Ololade came top ahead of other contenders including Haris Rovčanin and Albina Sorguč from Bosnia and Herzegovina and Ali Al Ibrahim (Sweden) and Khalifa Al Khuder (Syria) who clinched the second and third prizes respectively in the category.
The President of the Ethical Journalism Network and Honorary Advisor to the Fetisov Journalism Awards, Aidan White, in his remarks during the virtual presentation said: “The winners of this year’s Fetisov Journalism Awards are chosen in troubled times. And they are superb examples of fact-based journalism that people need to meet these challenges.”
“These winning stories demonstrate why truth-telling journalism is important to all of us. Today we pay tribute to all the winners, and we congratulate them!
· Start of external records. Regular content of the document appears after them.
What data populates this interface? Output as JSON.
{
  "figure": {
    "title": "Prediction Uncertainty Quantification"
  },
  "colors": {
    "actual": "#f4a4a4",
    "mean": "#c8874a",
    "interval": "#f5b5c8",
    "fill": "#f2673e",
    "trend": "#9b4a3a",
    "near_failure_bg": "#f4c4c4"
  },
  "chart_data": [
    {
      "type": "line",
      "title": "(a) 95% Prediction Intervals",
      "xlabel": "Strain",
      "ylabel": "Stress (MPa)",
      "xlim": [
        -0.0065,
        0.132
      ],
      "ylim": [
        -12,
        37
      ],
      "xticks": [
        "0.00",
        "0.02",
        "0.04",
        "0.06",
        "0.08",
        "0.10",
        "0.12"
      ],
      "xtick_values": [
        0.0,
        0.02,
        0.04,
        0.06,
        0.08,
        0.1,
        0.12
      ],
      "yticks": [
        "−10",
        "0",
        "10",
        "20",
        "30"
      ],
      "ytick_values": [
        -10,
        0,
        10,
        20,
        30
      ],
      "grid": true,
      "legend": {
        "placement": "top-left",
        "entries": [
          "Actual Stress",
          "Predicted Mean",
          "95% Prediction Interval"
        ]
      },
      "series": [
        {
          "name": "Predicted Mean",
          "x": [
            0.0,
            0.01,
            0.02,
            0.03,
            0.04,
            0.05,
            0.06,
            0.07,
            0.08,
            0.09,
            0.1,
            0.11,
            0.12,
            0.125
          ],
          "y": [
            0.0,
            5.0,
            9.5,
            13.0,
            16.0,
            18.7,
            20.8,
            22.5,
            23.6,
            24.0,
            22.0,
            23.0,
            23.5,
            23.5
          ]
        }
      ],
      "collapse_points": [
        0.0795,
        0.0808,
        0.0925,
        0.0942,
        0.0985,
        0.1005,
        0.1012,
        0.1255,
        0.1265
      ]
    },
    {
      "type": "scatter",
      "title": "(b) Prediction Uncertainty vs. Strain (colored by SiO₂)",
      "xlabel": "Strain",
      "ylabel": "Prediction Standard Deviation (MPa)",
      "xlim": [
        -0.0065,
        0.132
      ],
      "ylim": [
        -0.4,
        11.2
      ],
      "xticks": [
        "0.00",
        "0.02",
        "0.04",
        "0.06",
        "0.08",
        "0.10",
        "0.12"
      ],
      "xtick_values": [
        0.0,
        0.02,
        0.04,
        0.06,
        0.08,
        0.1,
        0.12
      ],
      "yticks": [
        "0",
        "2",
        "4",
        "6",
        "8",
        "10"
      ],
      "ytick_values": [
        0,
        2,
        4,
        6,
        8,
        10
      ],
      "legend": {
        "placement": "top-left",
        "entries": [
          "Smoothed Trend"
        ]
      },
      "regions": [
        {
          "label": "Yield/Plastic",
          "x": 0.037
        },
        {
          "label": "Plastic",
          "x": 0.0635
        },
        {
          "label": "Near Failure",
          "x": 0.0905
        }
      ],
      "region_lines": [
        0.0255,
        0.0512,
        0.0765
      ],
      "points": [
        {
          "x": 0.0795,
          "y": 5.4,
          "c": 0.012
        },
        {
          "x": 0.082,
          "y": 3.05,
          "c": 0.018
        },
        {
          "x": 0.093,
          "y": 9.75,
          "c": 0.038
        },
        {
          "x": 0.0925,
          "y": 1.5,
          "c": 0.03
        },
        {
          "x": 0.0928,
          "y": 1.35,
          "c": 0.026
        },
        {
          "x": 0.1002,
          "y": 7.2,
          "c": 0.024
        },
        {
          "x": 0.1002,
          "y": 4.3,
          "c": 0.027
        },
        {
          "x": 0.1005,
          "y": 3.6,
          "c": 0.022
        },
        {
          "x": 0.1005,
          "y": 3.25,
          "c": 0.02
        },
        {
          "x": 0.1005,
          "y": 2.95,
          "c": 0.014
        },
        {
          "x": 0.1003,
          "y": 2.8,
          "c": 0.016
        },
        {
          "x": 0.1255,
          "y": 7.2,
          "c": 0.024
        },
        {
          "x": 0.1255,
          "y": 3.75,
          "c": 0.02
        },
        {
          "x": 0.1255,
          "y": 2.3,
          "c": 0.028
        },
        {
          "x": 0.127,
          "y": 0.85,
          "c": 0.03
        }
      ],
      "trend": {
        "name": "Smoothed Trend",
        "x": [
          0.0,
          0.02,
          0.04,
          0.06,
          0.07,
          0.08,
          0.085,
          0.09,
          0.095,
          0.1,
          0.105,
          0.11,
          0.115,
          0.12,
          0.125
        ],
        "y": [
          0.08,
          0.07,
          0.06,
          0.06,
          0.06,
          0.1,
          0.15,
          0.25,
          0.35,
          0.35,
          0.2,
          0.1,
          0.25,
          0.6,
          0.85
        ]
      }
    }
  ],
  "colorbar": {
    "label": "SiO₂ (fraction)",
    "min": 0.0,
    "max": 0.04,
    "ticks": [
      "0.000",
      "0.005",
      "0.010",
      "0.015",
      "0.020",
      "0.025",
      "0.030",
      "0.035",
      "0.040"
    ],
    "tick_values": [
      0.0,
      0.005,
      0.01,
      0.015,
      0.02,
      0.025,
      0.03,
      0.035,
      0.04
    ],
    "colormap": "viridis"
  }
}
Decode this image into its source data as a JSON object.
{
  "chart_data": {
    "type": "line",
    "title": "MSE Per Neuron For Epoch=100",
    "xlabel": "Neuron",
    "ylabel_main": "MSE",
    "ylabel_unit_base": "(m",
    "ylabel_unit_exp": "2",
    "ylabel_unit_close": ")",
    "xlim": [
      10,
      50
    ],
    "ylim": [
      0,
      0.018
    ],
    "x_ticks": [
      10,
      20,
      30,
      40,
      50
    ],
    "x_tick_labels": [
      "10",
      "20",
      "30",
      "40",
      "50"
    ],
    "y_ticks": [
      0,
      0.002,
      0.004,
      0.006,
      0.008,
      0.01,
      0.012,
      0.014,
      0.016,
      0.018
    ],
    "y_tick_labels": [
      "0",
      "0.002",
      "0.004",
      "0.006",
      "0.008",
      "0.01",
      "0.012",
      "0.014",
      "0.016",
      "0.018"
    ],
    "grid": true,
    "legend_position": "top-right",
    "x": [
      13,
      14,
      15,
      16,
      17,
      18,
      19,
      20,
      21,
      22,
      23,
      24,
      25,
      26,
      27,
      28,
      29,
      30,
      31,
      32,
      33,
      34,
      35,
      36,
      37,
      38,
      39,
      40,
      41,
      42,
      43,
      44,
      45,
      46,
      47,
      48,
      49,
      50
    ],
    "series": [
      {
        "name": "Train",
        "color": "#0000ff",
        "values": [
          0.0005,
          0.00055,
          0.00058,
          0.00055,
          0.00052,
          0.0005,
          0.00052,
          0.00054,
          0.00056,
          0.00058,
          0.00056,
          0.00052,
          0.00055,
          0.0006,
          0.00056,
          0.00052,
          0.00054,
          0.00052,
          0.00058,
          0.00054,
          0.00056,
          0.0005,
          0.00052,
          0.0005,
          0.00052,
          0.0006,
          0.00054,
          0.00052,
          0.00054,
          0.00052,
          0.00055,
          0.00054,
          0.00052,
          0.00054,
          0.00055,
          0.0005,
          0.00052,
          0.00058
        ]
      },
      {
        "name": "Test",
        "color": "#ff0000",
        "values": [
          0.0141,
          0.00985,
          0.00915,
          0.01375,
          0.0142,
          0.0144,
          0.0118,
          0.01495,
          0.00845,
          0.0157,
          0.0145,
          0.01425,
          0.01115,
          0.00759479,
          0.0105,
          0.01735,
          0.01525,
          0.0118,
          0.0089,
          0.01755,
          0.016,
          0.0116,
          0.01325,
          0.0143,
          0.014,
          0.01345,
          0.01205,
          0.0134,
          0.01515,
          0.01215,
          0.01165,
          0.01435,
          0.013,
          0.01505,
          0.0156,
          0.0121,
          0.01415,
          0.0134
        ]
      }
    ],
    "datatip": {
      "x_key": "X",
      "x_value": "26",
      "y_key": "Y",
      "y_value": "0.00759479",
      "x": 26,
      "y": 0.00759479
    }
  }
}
They have done good work, and they have made a difference to people’s lives.”
Ololade’s winning entry: “The boys who swapped football for bullets –https://thenationonlineng.net/the-boys-who-swapped-football-for-bullets/” was among the 400 stories submitted in total from 80 countries.
Reacting to this incredible feat, he said: “All praises to Almighty Allah, the Most Gracious, the Most Merciful. I am immensely grateful and so psyched to win international journalism’s biggest prize, the Fetisov Journalism Awards.”
He also thanked the management and those who contributed to the success of the story.
“It is yet another great win for The Nation and a testament of the newspaper’s constructive, human interest journalism. Great thanks to the management for approving the funding of the field work and my gratitude to the team I work with. I am proud to be part of The Nation’s culture of journalism excellence,” he added.
In 2020, Ololade’s investigative series on sex trafficking of Nigerian girls across West Africa: 21st Century Slaves, was also shortlisted for the Outstanding Investigative Reporting Category of the Fetisov awards.
Ololade is a recipient of 35 awards for journalism excellence spanning different categories of the CNN/Multichoice African Journalist of the Year Award, West Africa Media Excellence Conference and Awards (WAMECA), Wole Soyinka Prize for Investigative Journalism (WSCIJ), Diamond Awards for Media Excellence (DAME), UN/Migration Reporting Awards, Rotary Humanitarian Journalism Awards and the Nigerian Media Merit Award (NMMA).